Start with the look of the picture. When you first see it, you can’t quite put your finger on why it looks different, but pay close attention: the motion has a stutter. When people and objects move quickly in a typical film, they smear. In this picture, fast motion looks more like a series of stop-action photos flipped past very quickly. (Turns out this is achieved using a “narrow shutter angle”–simply put, each frame is exposed for less time than in a typical shoot, so there’s less motion to record.) Combined with modest overexposure (overexposed for light but underexposed for motion–hmm), the effect is hyper-reality: sharp edges, crisp foregrounds, rough textures. This in turn is amplified by something I didn’t notice until I saw the picture a second time, that directors Mark Neveldine and Brian Taylor (working as Neveldine/Taylor) use well-timed sound effects to emphasize the action.
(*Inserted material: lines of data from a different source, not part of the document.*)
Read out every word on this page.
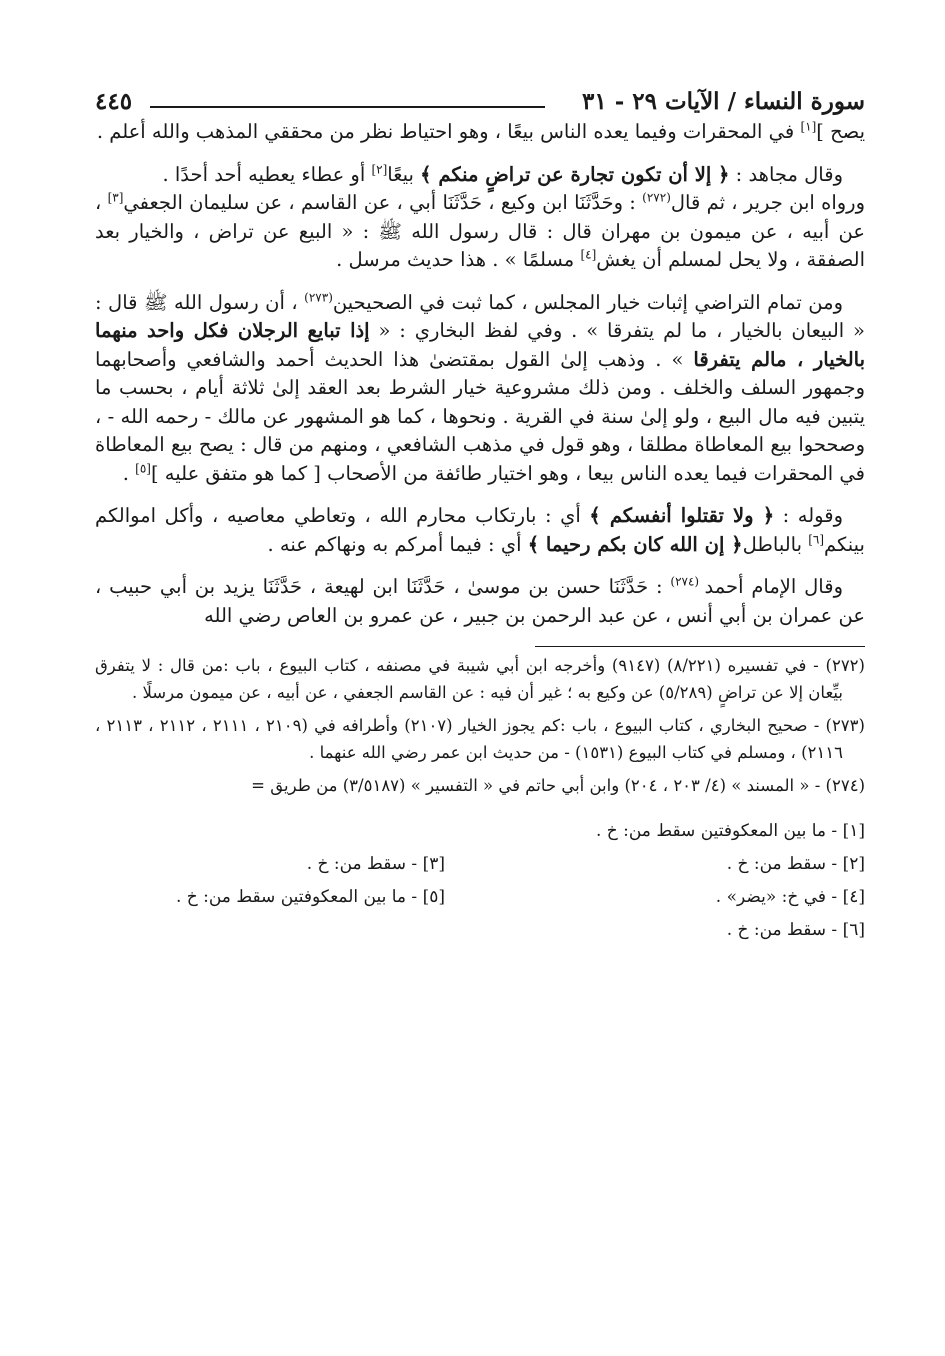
سورة النساء / الآيات ٢٩ - ٣١
٤٤٥

يصح ][١] في المحقرات وفيما يعده الناس بيعًا ، وهو احتياط نظر من محققي المذهب والله أعلم .

وقال مجاهد : ﴿ إلا أن تكون تجارة عن تراضٍ منكم ﴾ بيعًا[٢] أو عطاء يعطيه أحد أحدًا .

ورواه ابن جرير ، ثم قال$^{(٢٧٢)}$ : وحَدَّثَنَا ابن وكيع ، حَدَّثَنَا أبي ، عن القاسم ، عن سليمان الجعفي[٣] ، عن أبيه ، عن ميمون بن مهران قال : قال رسول الله ﷺ : « البيع عن تراض ، والخيار بعد الصفقة ، ولا يحل لمسلم أن يغش[٤] مسلمًا » . هذا حديث مرسل .

ومن تمام التراضي إثبات خيار المجلس ، كما ثبت في الصحيحين$^{(٢٧٣)}$ ، أن رسول الله ﷺ قال : « البيعان بالخيار ، ما لم يتفرقا » . وفي لفظ البخاري : « إذا تبايع الرجلان فكل واحد منهما بالخيار ، مالم يتفرقا » . وذهب إلىٰ القول بمقتضىٰ هذا الحديث أحمد والشافعي وأصحابهما وجمهور السلف والخلف . ومن ذلك مشروعية خيار الشرط بعد العقد إلىٰ ثلاثة أيام ، بحسب ما يتبين فيه مال البيع ، ولو إلىٰ سنة في القرية . ونحوها ، كما هو المشهور عن مالك - رحمه الله - ، وصححوا بيع المعاطاة مطلقا ، وهو قول في مذهب الشافعي ، ومنهم من قال : يصح بيع المعاطاة في المحقرات فيما يعده الناس بيعا ، وهو اختيار طائفة من الأصحاب [ كما هو متفق عليه ][٥] .

وقوله : ﴿ ولا تقتلوا أنفسكم ﴾ أي : بارتكاب محارم الله ، وتعاطي معاصيه ، وأكل اموالكم بينكم[٦] بالباطل﴿ إن الله كان بكم رحيما ﴾ أي : فيما أمركم به ونهاكم عنه .

وقال الإمام أحمد $^{(٢٧٤)}$ : حَدَّثَنَا حسن بن موسىٰ ، حَدَّثَنَا ابن لهيعة ، حَدَّثَنَا يزيد بن أبي حبيب ، عن عمران بن أبي أنس ، عن عبد الرحمن بن جبير ، عن عمرو بن العاص رضي الله

(٢٧٢) - في تفسيره (٨/٢٢١) (٩١٤٧) وأخرجه ابن أبي شيبة في مصنفه ، كتاب البيوع ، باب :من قال : لا يتفرق بيِّعان إلا عن تراضٍ (٥/٢٨٩) عن وكيع به ؛ غير أن فيه : عن القاسم الجعفي ، عن أبيه ، عن ميمون مرسلًا .

(٢٧٣) - صحيح البخاري ، كتاب البيوع ، باب :كم يجوز الخيار (٢١٠٧) وأطرافه في (٢١٠٩ ، ٢١١١ ، ٢١١٢ ، ٢١١٣ ، ٢١١٦) ، ومسلم في كتاب البيوع (١٥٣١) - من حديث ابن عمر رضي الله عنهما .

(٢٧٤) - « المسند » (٤/ ٢٠٣ ، ٢٠٤) وابن أبي حاتم في « التفسير » (٣/٥١٨٧) من طريق =

[١] - ما بين المعكوفتين سقط من: خ .
[٢] - سقط من: خ .
[٣] - سقط من: خ .
[٤] - في خ: «يضر» .
[٥] - ما بين المعكوفتين سقط من: خ .
[٦] - سقط من: خ .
A description doesn’t do justice to the effect, which changes the look of both action and relatively static shots. The beauty is that you don’t have to analyze it or even notice it to feel it.

The attitude Neveldine/Taylor has about how they shoot extends to what they shoot. The movie gives way at several points to a hilariously profane newscast, an educational film strip, a Jerry Spinger-style talk show, a guide to locations via Google maps, and a papier-mache-and-rubber-mask homage to Godzilla movies. There are nods to other pictures, too, including a direct mention of the Die Hard series and a box with gold-glowing contents (which acknowledges either Pulp Fiction or Kiss Me Deadly, depending on how far back you care to go). The violence is graphic, constant, bloody and close-up, and sometimes the results fly out to land literally on the lens. There’s sex, and it’s played for laughs as spectator sport, and carried out at the same frenetic pace as the rest of the picture–but there’s always dissonance, and in this extended scene it comes from the wonderfully inappropriate soundtrack music.

Crank: High Voltage is titillating and vulgar and exhausting and exhilarating and absolutely fantastic. It’s going to be way too much for many viewers, and I guess that’s fine. But to miss out on this is to miss out on a rare and great exploitation of what can be done only with film–and a couple smart, twisted minds. I love this movie.